Don’t be in a rush, he countered. He sees the same “relatively vigorous” pickup in underlying inflation conditions as they do. But they are the only ones who can. Even though the ECB’s official projections show only 1.7% inflation this year and next, this, Draghi testified, apparently conceals the major economic improvements in Europe’s overall condition.

In other words, inflation pressures are so vigorous you can’t see them. That’s why the ECB has to go at a determined pace, taking deliberate and careful action so as to not disturb all the vigor. Oz is really the Great and Powerful. There are no curtains to pull back.

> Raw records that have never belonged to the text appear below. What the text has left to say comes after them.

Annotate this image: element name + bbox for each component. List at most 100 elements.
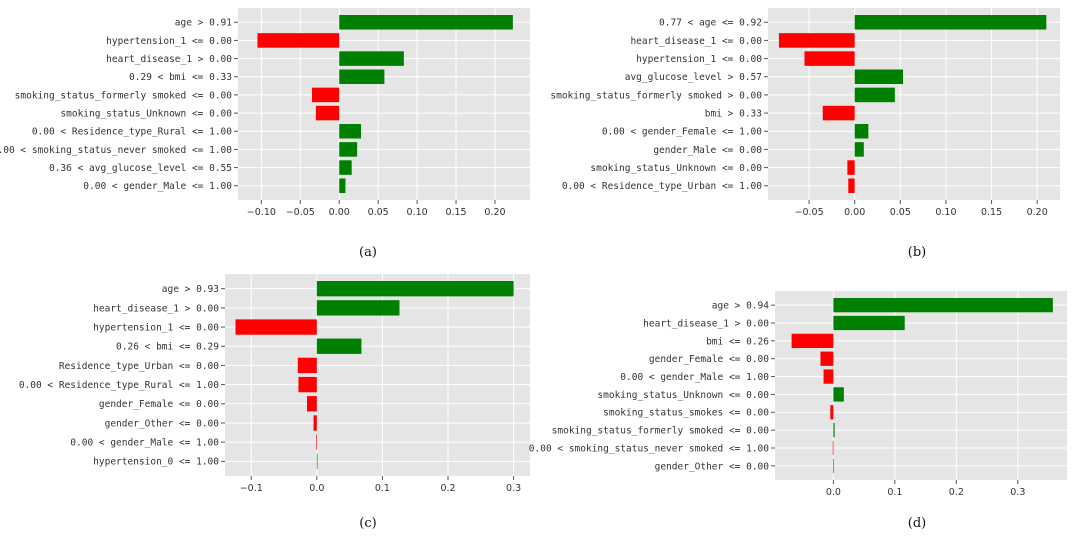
x-tick-label: 0.3: [506, 483, 521, 494]
x-tick-label: 0.00: [844, 207, 865, 218]
bar: [830, 405, 834, 420]
x-tick-label: 0.1: [887, 487, 902, 498]
category-label: smoking_status_formerly smoked <= 0.00: [15, 90, 233, 101]
bar: [822, 105, 855, 121]
category-label: smoking_status_Unknown <= 0.00: [60, 108, 232, 119]
x-tick-label: −0.05: [286, 207, 315, 218]
bar: [339, 15, 513, 30]
x-tick-label: −0.1: [240, 483, 263, 494]
bar: [306, 396, 317, 412]
chart-panel-3: 0.0 0.1 0.2 0.3 age > 0.94 heart_disease_1 > …: [529, 291, 1067, 531]
bar: [339, 123, 362, 139]
category-label: 0.00 < smoking_status_never smoked <= 1.…: [0, 145, 232, 156]
category-label: bmi <= 0.26: [706, 336, 769, 347]
bar: [778, 33, 855, 48]
x-tick-label: 0.10: [407, 207, 428, 218]
bar: [297, 357, 317, 374]
category-label: 0.26 < bmi <= 0.29: [116, 342, 219, 353]
x-tick-label: 0.3: [1010, 487, 1025, 498]
bar: [833, 387, 844, 402]
bar: [311, 87, 340, 103]
bar: [339, 142, 358, 157]
bar: [339, 51, 404, 66]
x-tick-label: 0.00: [329, 207, 350, 218]
category-label: heart_disease_1 > 0.00: [93, 303, 219, 314]
chart-panel-2: −0.1 0.0 0.1 0.2 0.3 age > 0.93 heart_disease_…: [19, 274, 530, 531]
bar: [257, 33, 340, 48]
panel-caption: (d): [908, 516, 926, 531]
category-label: heart_disease_1 > 0.00: [106, 54, 232, 65]
category-label: avg_glucose_level > 0.57: [625, 72, 762, 83]
x-tick-label: 0.0: [826, 487, 841, 498]
x-tick-label: 0.15: [981, 207, 1002, 218]
category-label: smoking_status_formerly smoked <= 0.00: [552, 426, 770, 437]
category-label: gender_Female <= 0.00: [99, 399, 219, 410]
category-label: 0.29 < bmi <= 0.33: [129, 72, 232, 83]
x-tick-label: 0.0: [309, 483, 324, 494]
x-tick-label: 0.10: [935, 207, 956, 218]
x-tick-label: −0.10: [247, 207, 276, 218]
x-tick-label: 0.15: [445, 207, 466, 218]
bar: [235, 319, 317, 335]
category-label: 0.00 < gender_Female <= 1.00: [602, 127, 762, 138]
category-label: bmi > 0.33: [705, 108, 762, 119]
category-label: smoking_status_smokes <= 0.00: [603, 408, 769, 419]
category-label: age > 0.91: [175, 18, 232, 29]
bar: [833, 423, 835, 438]
bar: [298, 376, 317, 393]
category-label: smoking_status_Unknown <= 0.00: [597, 390, 769, 401]
bar: [316, 453, 318, 469]
bar: [854, 69, 904, 85]
x-tick-label: −0.05: [795, 207, 824, 218]
category-label: Residence_type_Urban <= 0.00: [59, 361, 219, 372]
category-label: gender_Male <= 0.00: [653, 145, 762, 156]
category-label: hypertension_1 <= 0.00: [93, 322, 219, 333]
bar: [832, 440, 834, 456]
bar: [833, 298, 1053, 313]
panel-caption: (c): [359, 516, 376, 531]
x-tick-label: 0.20: [1027, 207, 1048, 218]
bar: [854, 15, 1047, 30]
category-label: 0.00 < gender_Male <= 1.00: [620, 372, 769, 383]
bar: [316, 281, 514, 297]
bar: [823, 369, 834, 384]
bar: [316, 300, 400, 316]
bar: [854, 142, 864, 157]
category-label: hypertension_1 <= 0.00: [106, 36, 232, 47]
bar: [848, 178, 855, 193]
category-label: heart_disease_1 > 0.00: [643, 318, 769, 329]
bar: [315, 105, 340, 121]
category-label: gender_Other <= 0.00: [105, 418, 220, 429]
bar: [847, 160, 855, 175]
x-tick-label: 0.05: [890, 207, 911, 218]
category-label: hypertension_0 <= 1.00: [93, 457, 219, 468]
bar: [316, 434, 317, 450]
x-tick-label: 0.05: [368, 207, 389, 218]
bar: [854, 123, 869, 139]
category-label: age > 0.93: [162, 284, 219, 295]
x-tick-label: 0.1: [375, 483, 390, 494]
panel-caption: (b): [908, 245, 926, 260]
category-label: 0.00 < gender_Male <= 1.00: [70, 438, 219, 449]
x-tick-label: 0.2: [949, 487, 964, 498]
bar: [791, 333, 834, 348]
bar: [833, 458, 834, 473]
chart-panel-0: −0.10 −0.05 0.00 0.05 0.10 0.15 0.20 age > 0.91…: [0, 8, 530, 260]
category-label: 0.77 < age <= 0.92: [659, 18, 762, 29]
category-label: smoking_status_Unknown <= 0.00: [590, 163, 762, 174]
category-label: 0.36 < avg_glucose_level <= 0.55: [49, 163, 232, 174]
category-label: 0.00 < Residence_type_Urban <= 1.00: [562, 181, 762, 192]
category-label: 0.00 < gender_Male <= 1.00: [83, 181, 232, 192]
category-label: gender_Female <= 0.00: [649, 354, 769, 365]
chart-panel-1: −0.05 0.00 0.05 0.10 0.15 0.20 0.77 < age <= 0…: [550, 8, 1060, 260]
category-label: gender_Other <= 0.00: [655, 461, 770, 472]
category-label: heart_disease_1 <= 0.00: [630, 36, 762, 47]
panel-caption: (a): [359, 245, 377, 260]
bar: [854, 87, 895, 103]
category-label: 0.00 < Residence_type_Rural <= 1.00: [32, 127, 232, 138]
bar: [820, 351, 834, 366]
bar: [316, 338, 362, 354]
bar: [804, 51, 855, 66]
bar: [833, 315, 905, 331]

The good folks at Eurostat probably should have sent the ECB head a memo before his Belgian appearance. Or maybe they did and that’s why Draghi went with this new dictionary definition, where vigorous applies to the invisible. For yet another month, the inflation indices show nothing. The headline rate, on only oil prices, was barely 2% again in the flash reading for September 2018.

The “core” HICP index gained only 0.9%. Since the ECB started its QE program in March 2015, the core inflation rate has been above 1% in only seven out of thirty months. Only twice this year. 

Draghi and the current Chairman of the Federal Reserve Jerome Powell seem to be using the same speech writers, which might explain the broadening use of Yellen’s dictionary.

Underlying inflation is expected to increase further over the coming months as the tightening labor market is pushing up wage growth. Domestic price pressures are strengthening and broadening.

If I didn’t tell you that was Draghi on Monday you would be forgiven for thinking it was Powell on any other day. All these labor shortages and wage gains are happening everywhere, we just can’t see them anywhere. Vigorous and transitory. They’ve redefined the very notion of recovery, why not everything else related to it.